Nosso mundo está passando atualmente por uma crise habitacional. Na maioria dos países, o custo da moradia aumentou mais do que os níveis de renda das pessoas, de acordo com o Fundo Monetário Internacional (FMI). Até 2025, 1,6 bilhões de pessoas podem ser afetadas por esta crise habitacional.

A micro residência requer menos recursos para construir, administrar, mobiliar e manter. Menos espaço significa menos posses, menos manutenção e despesas consideravelmente reduzidas. Portanto, as micro unidades poderiam ser uma parte crucial da solução para a crise mundial da habitação acessível e ajudar milhões de pessoas a ter acesso a casas funcionais e confortáveis. 

2. O cuidado com nosso planeta

Os edifícios são responsáveis por quase 40% de todas as emissões de gases de efeito estufa. De acordo com a pesquisa do Programa das Nações Unidas para o Meio Ambiente (PNUMA), a redução do piso per capita de uma casa em apenas 20% poderia reduzir as emissões da construção em até 60%. 

Além disso, a vida suburbana cria uma forte dependência do automóvel, além do desmatamento e da destruição de habitats selvagens. 

Assim, a micro residência tem o potencial não só de reduzir drasticamente o impacto ambiental, mas também de preservar as florestas e a vida selvagem da expansão urbana. 

3. Reacender as economias locais

O aumento do acesso a moradias populares estimula a atividade econômica e o crescimento. 

A micro residência não equivale de forma alguma a um estilo de vida desprovido de alegria ou de socialização. Os moradores de micropartamentos em centros urbanos densos podem aproveitar todas as oportunidades profissionais, comerciais, educacionais e culturais que uma cidade oferece. 

Quando as pessoas não têm que gastar a soma mais significativa de seus ganhos em aluguel ou hipoteca, elas desfrutam de uma renda disponível mais alta. Isto lhes permitiria gastar mais localmente e estimular o comportamento empreendedor também. 

4. Acomodando mudanças culturais

Embora ainda haja uma oferta excessiva de casas para famílias grandes e apartamentos de luxo, nossas sociedades têm passado por uma grande transição demográfica.
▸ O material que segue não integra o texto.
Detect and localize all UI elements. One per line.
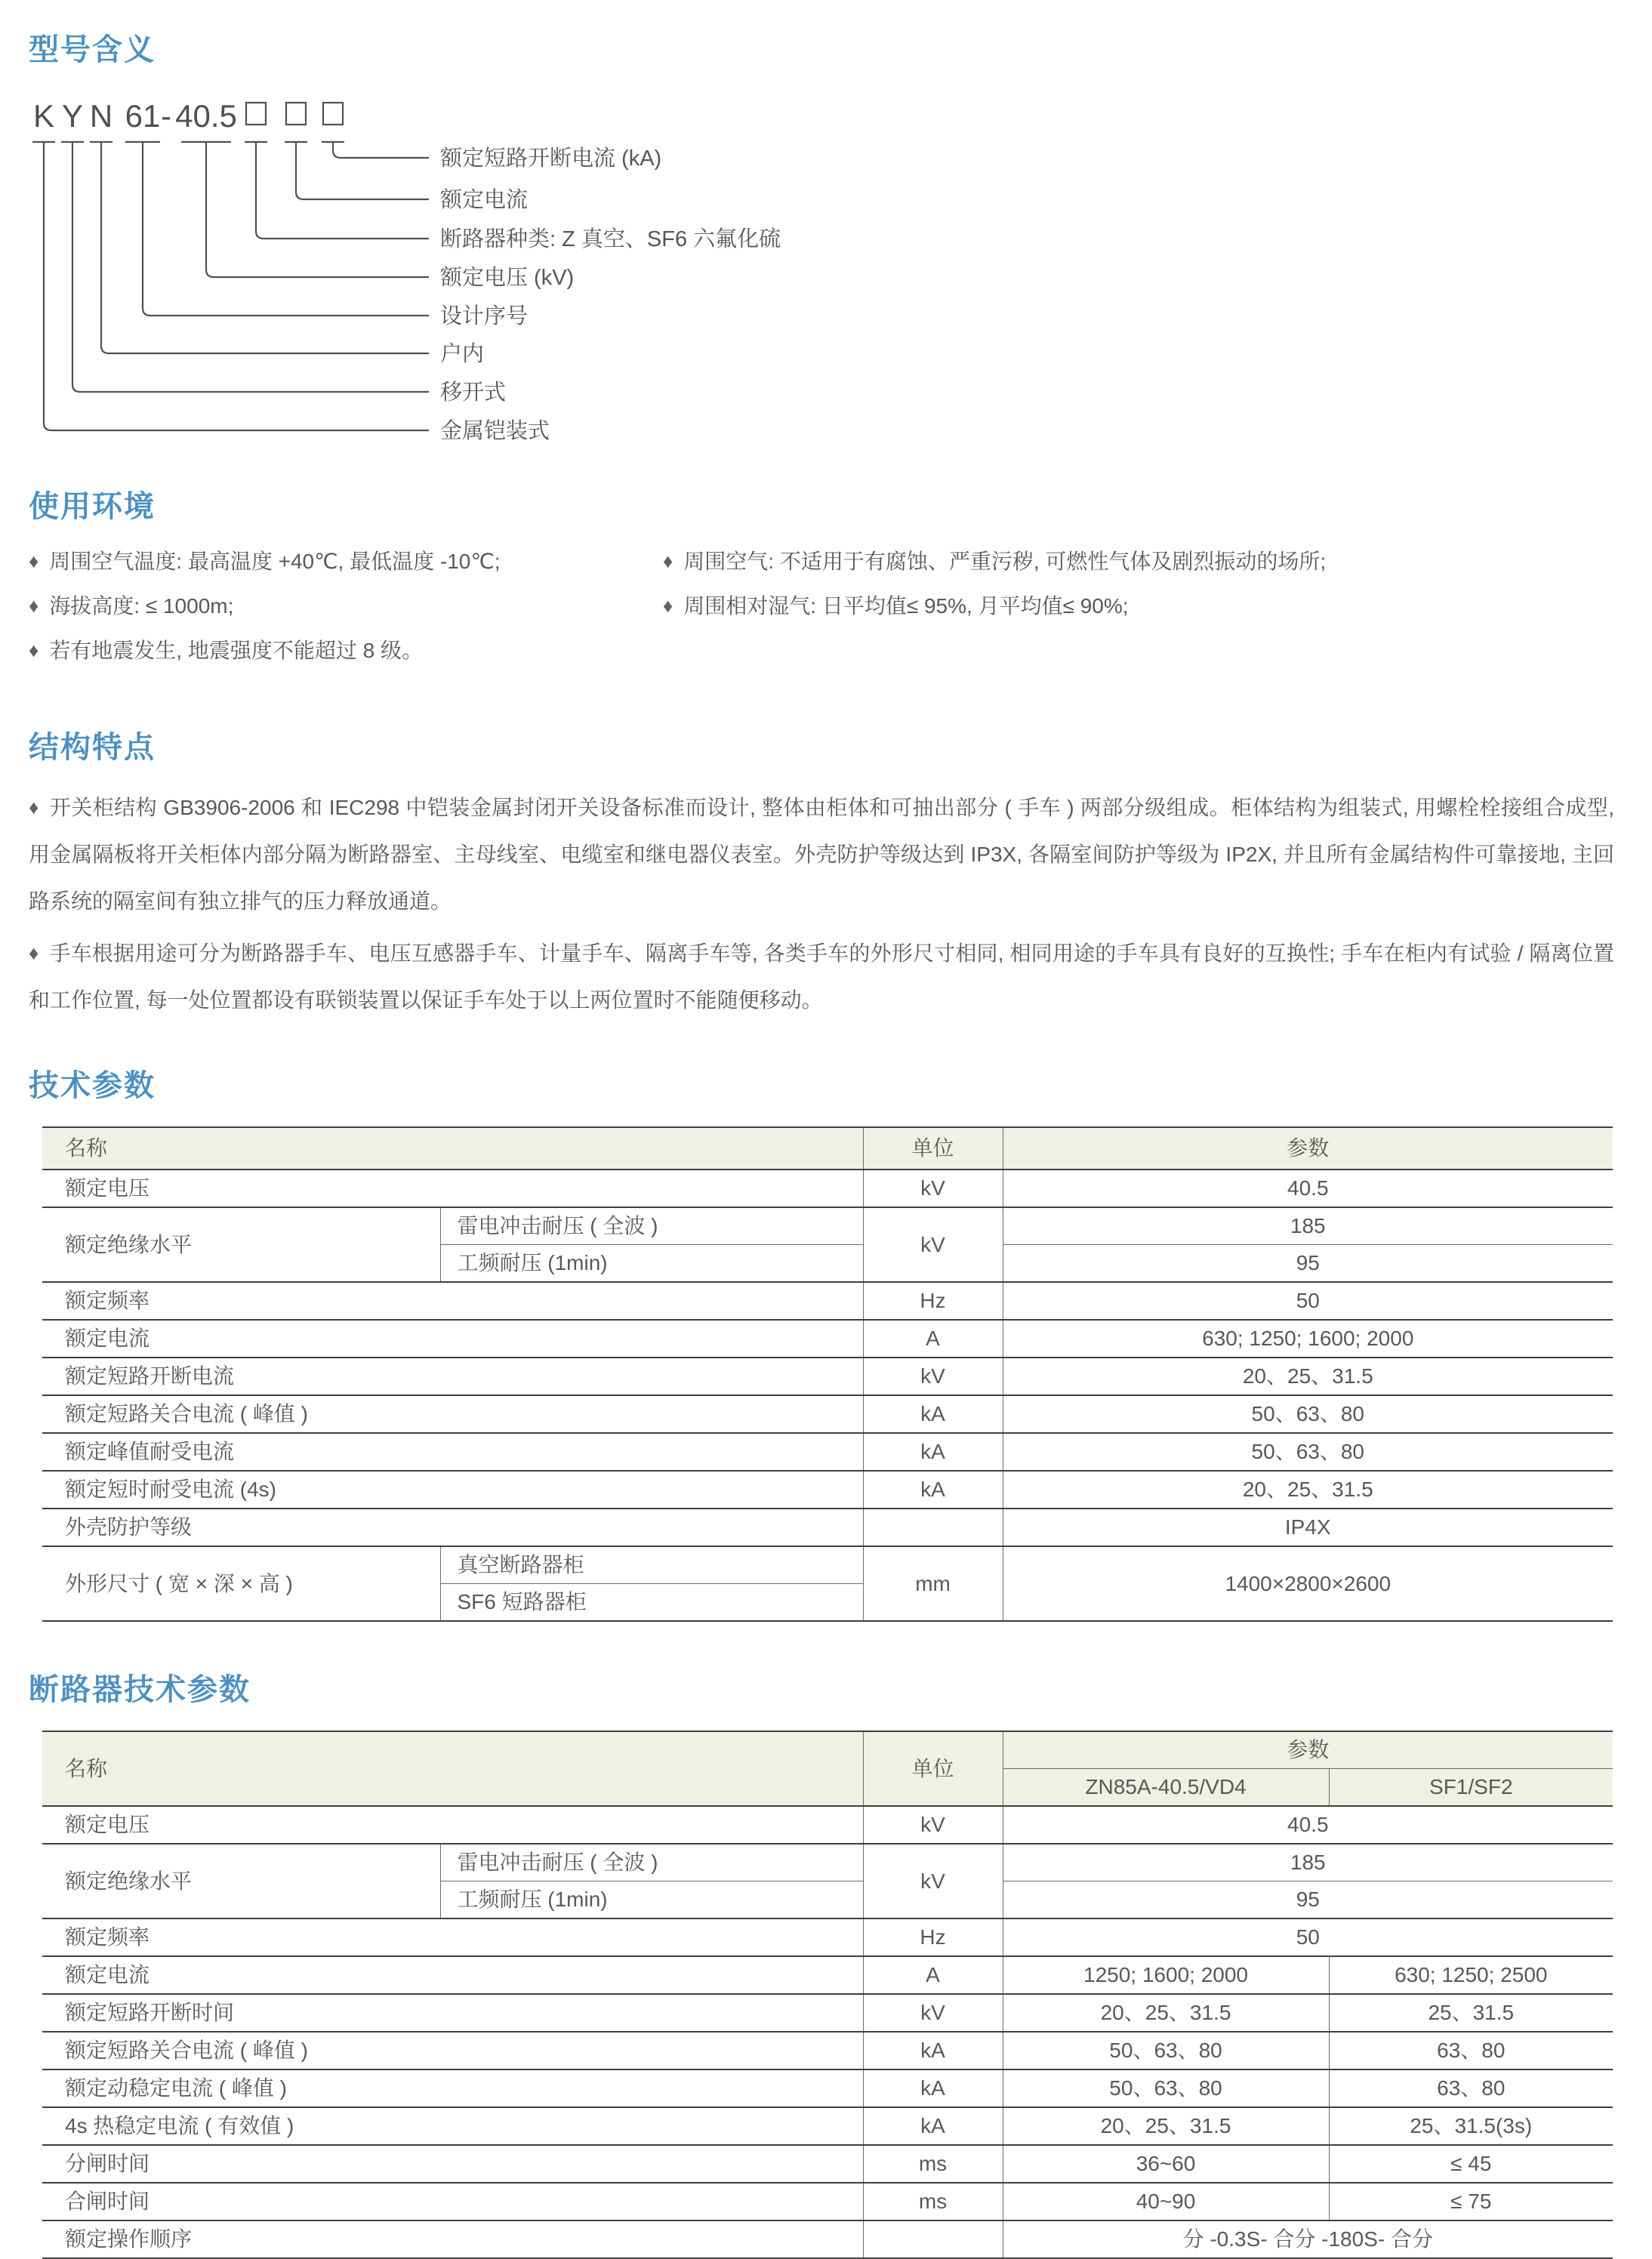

As unidades familiares estão ficando menores, e há um número crescente de residências unifamiliares. Por exemplo, na Alemanha, em 2040, uma em cada quatro pessoas estará vivendo sozinha, e muitas outras economias avançadas seguem um padrão semelhante. Assim, a micro residência pode atender às necessidades demográficas atuais de forma muito mais eficiente. 

Uma grande mudança cultural também vai de mãos dadas com esta transformação demográfica: Um número crescente de pessoas é capaz de trabalhar remotamente, sem a necessidade de chamar um único lugar de lar permanente. Estes chamados nômades digitais têm necessidades diferentes dos turistas ou viajantes de negócios, fazendo das micro unidades a acomodação ideal a médio prazo. 

5. Solução para os desabrigados

A moradia é um direito humano fundamental. Entretanto, em paralelo à crise da habitação, os sem-teto têm crescido a um ritmo alarmante em todo o mundo. Estima-se que cerca de 2% da população mundial esteja desabrigada. Entretanto, com o avanço das tecnologias de projeto e construção, as micro moradias têm o potencial de aliviar os problemas globais dos desabrigados. 

Em algumas cidades onde o problema dos sem-teto é palpável, como São Francisco ou Londres, os governos locais e instituições de caridade já estão experimentando soluções de micro viver e produzindo bons resultados.